The agreement still needs to be approved by all EU governments in a written procedure by Friday. Poland, which had pushed for the cap to be as low as possible, had as of Thursday evening not confirmed if it would support the deal, an EU diplomat said.
EU countries have wrangled for days over the details of the price cap, which aims to slash Russia’s income from selling oil.
The initial G7 proposal last week was for a price cap of $65-$70 per barrel with no adjustment mechanism.
Since Russian Urals crude already traded lower, Poland, Lithuania and Estonia rejected that level as not achieving the main objective of reducing Moscow’s ability to finance its war in Ukraine.
“The price cap is set at $60 with a provision to keep it 5% below market price for Russian crude, based on IEA figures,” an EU diplomat said.
An EU document seen by Reuters showed the price cap would be reviewed in mid-January and every two months after that, to assess how the scheme is functioning and respond to possible “turbulences” in the oil market that occur as a result.
The document said a 45-day “transitional period” would apply to vessels carrying Russian-origin crude oil that was loaded before Dec. 5 and unloaded at its final destination by Jan. 19, 2023.
Russian Urals crude had traded at around $70 a barrel on Thursday afternoon.
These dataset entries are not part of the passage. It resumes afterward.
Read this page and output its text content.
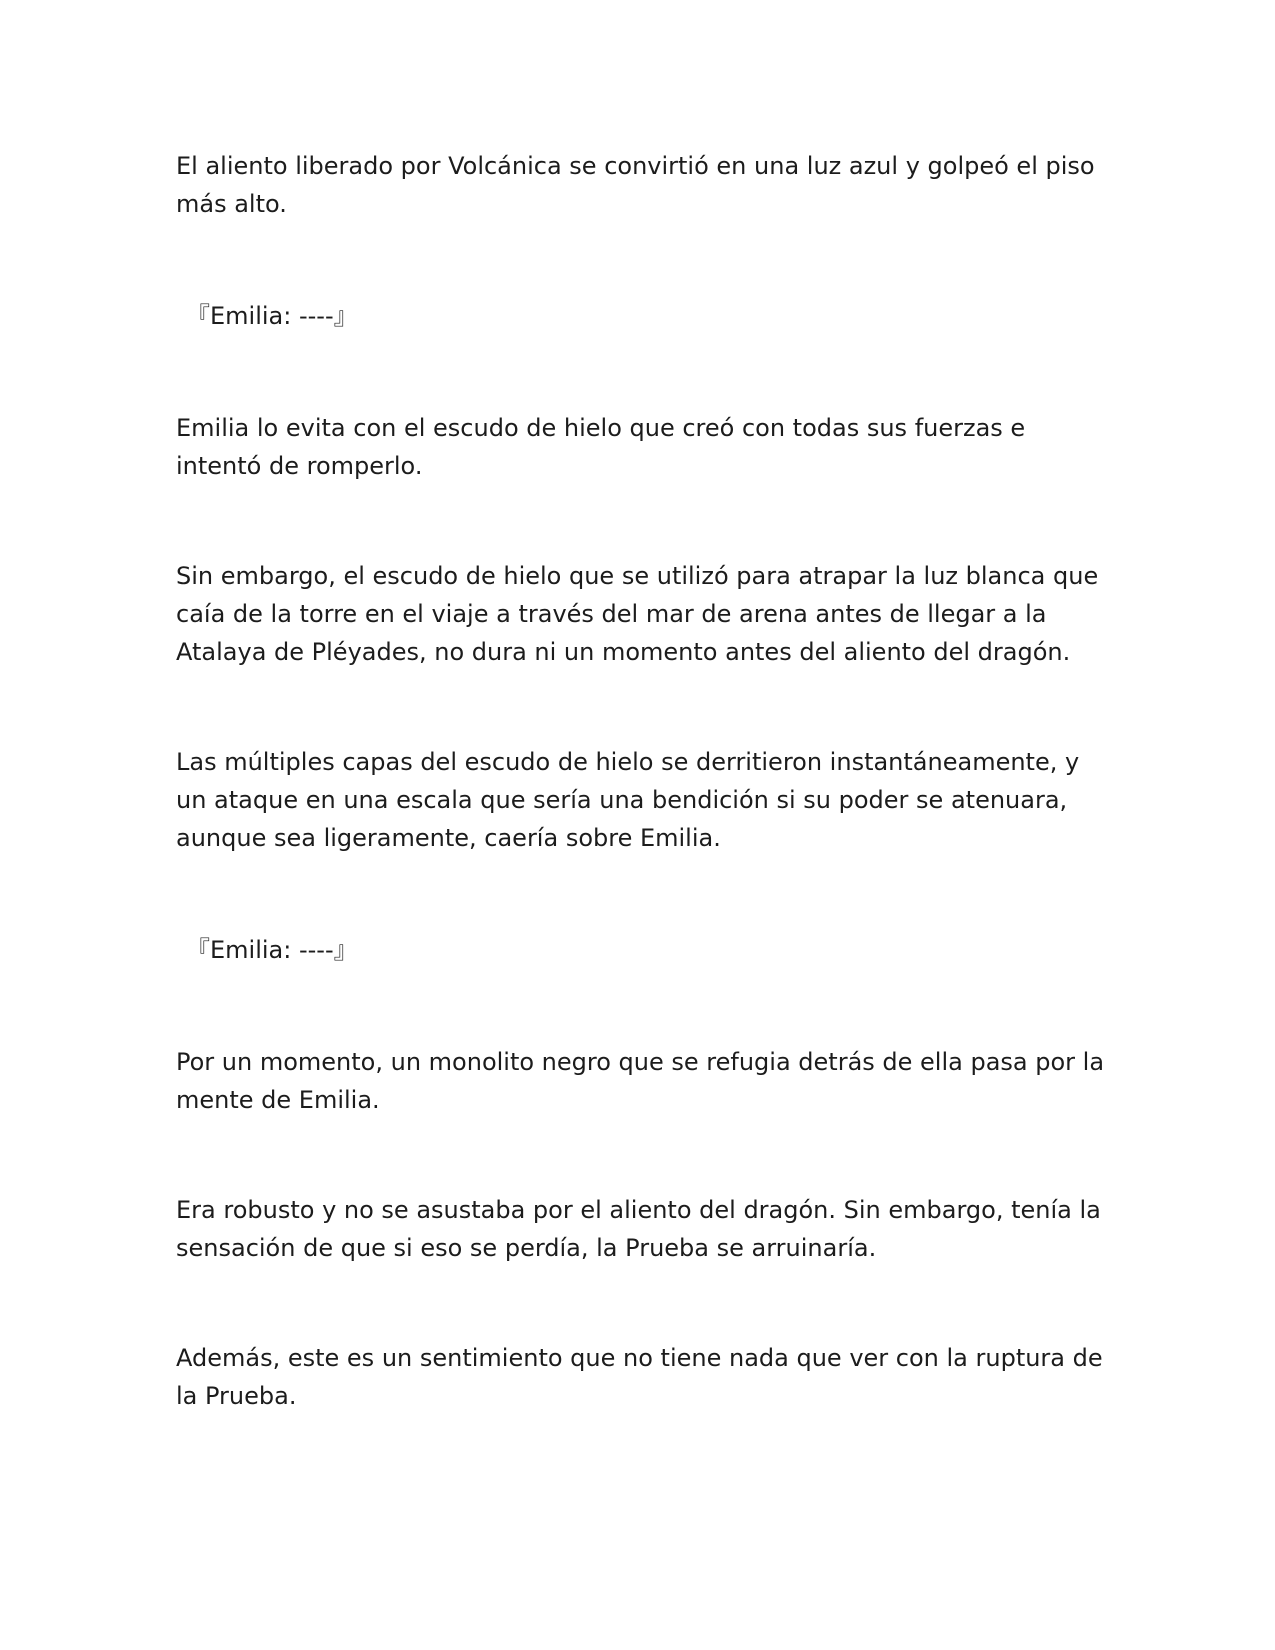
El aliento liberado por Volcánica se convirtió en una luz azul y golpeó el piso más alto.

『Emilia: ----』

Emilia lo evita con el escudo de hielo que creó con todas sus fuerzas e intentó de romperlo.

Sin embargo, el escudo de hielo que se utilizó para atrapar la luz blanca que caía de la torre en el viaje a través del mar de arena antes de llegar a la Atalaya de Pléyades, no dura ni un momento antes del aliento del dragón.

Las múltiples capas del escudo de hielo se derritieron instantáneamente, y un ataque en una escala que sería una bendición si su poder se atenuara, aunque sea ligeramente, caería sobre Emilia.

『Emilia: ----』

Por un momento, un monolito negro que se refugia detrás de ella pasa por la mente de Emilia.

Era robusto y no se asustaba por el aliento del dragón. Sin embargo, tenía la sensación de que si eso se perdía, la Prueba se arruinaría.

Además, este es un sentimiento que no tiene nada que ver con la ruptura de la Prueba.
The G7 price cap on Russian seaborne crude oil is to kick in on Dec. 5, replacing the harsher EU outright ban on buying Russian seaborne crude, as a way to safeguard global oil supply because Russia produces 10% of the world’s oil.
The idea to enforce the G7 cap is to prohibit shipping, insurance and re-insurance companies from handling cargoes of Russian crude around the globe, unless it is sold for less than the price set by the G7 and its allies.
Because the world’s key shipping and insurance firms are based in G7 countries, the price cap would make it very difficult for Moscow to sell its oil for a higher price.